Monday, 2 July 2012

Monday Muse and Moan

Tomorrow, I will find out more details about my breast cancer and the next step in the journey. I'm not expecting any shocking news, mainly details about type of cancer it is and if I need hormone treatment too along with the date for a chemotherapy appointment. My drain looks unlikely to be removed.

I had the enormous privilege of chatting informally to a Nurse from the Cancer Care Centre, her son is friend's with my niece. She kindly gave up her time to answer some questions and tell me how things will work, generally speaking.

Enlightening information. Relieving me of some stress. At least, I know I will not I hope incur out of pocket and extra expenses for the Chemotherapy at the Cancer Centre to which I have been referred . Forty minutes away I would have , even as a public patient, in a supposedly 'free public health system'.

In my new country town I'd have to pay too, if they were taking new patients. One less worry, but shocking none the less, that others in my situation are forced to pay up at a time when they are under considerable financial and physical stress and/or not able to work.

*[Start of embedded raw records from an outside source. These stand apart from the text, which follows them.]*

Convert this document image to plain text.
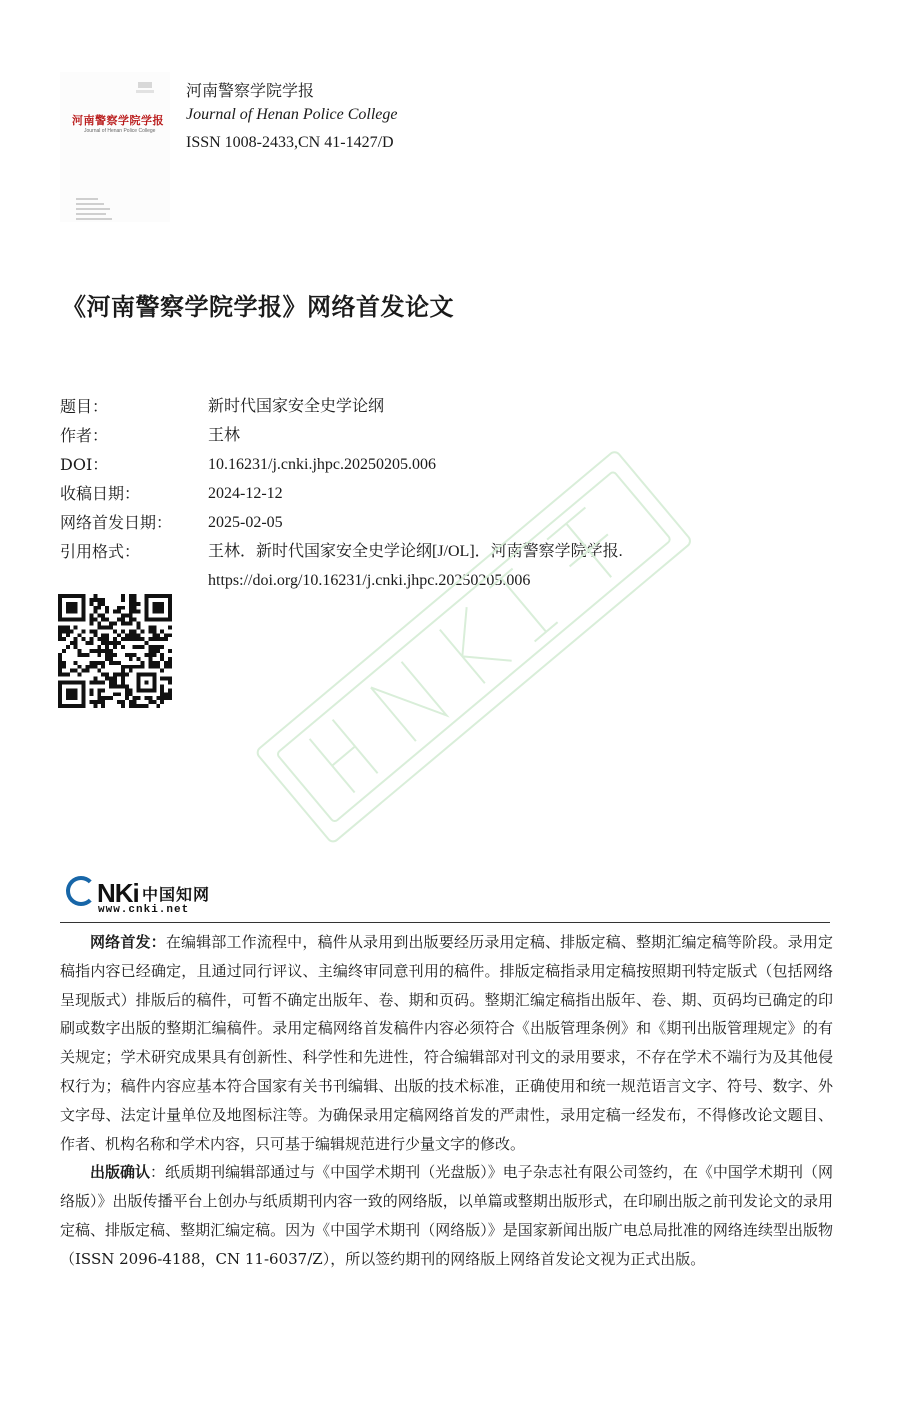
河南警察学院学报
Journal of Henan Police College
河南警察学院学报
Journal of Henan Police College
ISSN 1008-2433,CN 41-1427/D
《河南警察学院学报》网络首发论文
题目：	新时代国家安全史学论纲
作者：	王林
DOI：	10.16231/j.cnki.jhpc.20250205.006
收稿日期：	2024-12-12
网络首发日期：	2025-02-05
引用格式：	王林．新时代国家安全史学论纲[J/OL]．河南警察学院学报.
https://doi.org/10.16231/j.cnki.jhpc.20250205.006
NKi 中国知网
www.cnki.net

网络首发：在编辑部工作流程中，稿件从录用到出版要经历录用定稿、排版定稿、整期汇编定稿等阶段。录用定稿指内容已经确定，且通过同行评议、主编终审同意刊用的稿件。排版定稿指录用定稿按照期刊特定版式（包括网络呈现版式）排版后的稿件，可暂不确定出版年、卷、期和页码。整期汇编定稿指出版年、卷、期、页码均已确定的印刷或数字出版的整期汇编稿件。录用定稿网络首发稿件内容必须符合《出版管理条例》和《期刊出版管理规定》的有关规定；学术研究成果具有创新性、科学性和先进性，符合编辑部对刊文的录用要求，不存在学术不端行为及其他侵权行为；稿件内容应基本符合国家有关书刊编辑、出版的技术标准，正确使用和统一规范语言文字、符号、数字、外文字母、法定计量单位及地图标注等。为确保录用定稿网络首发的严肃性，录用定稿一经发布，不得修改论文题目、作者、机构名称和学术内容，只可基于编辑规范进行少量文字的修改。

出版确认：纸质期刊编辑部通过与《中国学术期刊（光盘版）》电子杂志社有限公司签约，在《中国学术期刊（网络版）》出版传播平台上创办与纸质期刊内容一致的网络版，以单篇或整期出版形式，在印刷出版之前刊发论文的录用定稿、排版定稿、整期汇编定稿。因为《中国学术期刊（网络版）》是国家新闻出版广电总局批准的网络连续型出版物（ISSN 2096-4188，CN 11-6037/Z），所以签约期刊的网络版上网络首发论文视为正式出版。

I am not complaining - whatever it takes we would pay. We have considerable expenses despite Private Health Insurance. I am grateful we had it, for 24yrs I have contributed, my parents years ahead of me . Our contributions probably evened out if we include my husband's cancer / tumour surgery 2 years ago and my BAHA (Bone anchored hearing aid) 2.5 yrs ago.

I understand , Medicare pays a pittance to Specialist Surgeons and Anaesthetists , they are not recognised for the hard yards , for years of specializing in noodles and studying - to give us a brighter future. It was my choice , not to wait it out in public system,and to have my choice of surgeon.

We don't have sick leave, or insurance - we work for ourselves, having done so for nearly 20 yrs. We will sort it out regardless.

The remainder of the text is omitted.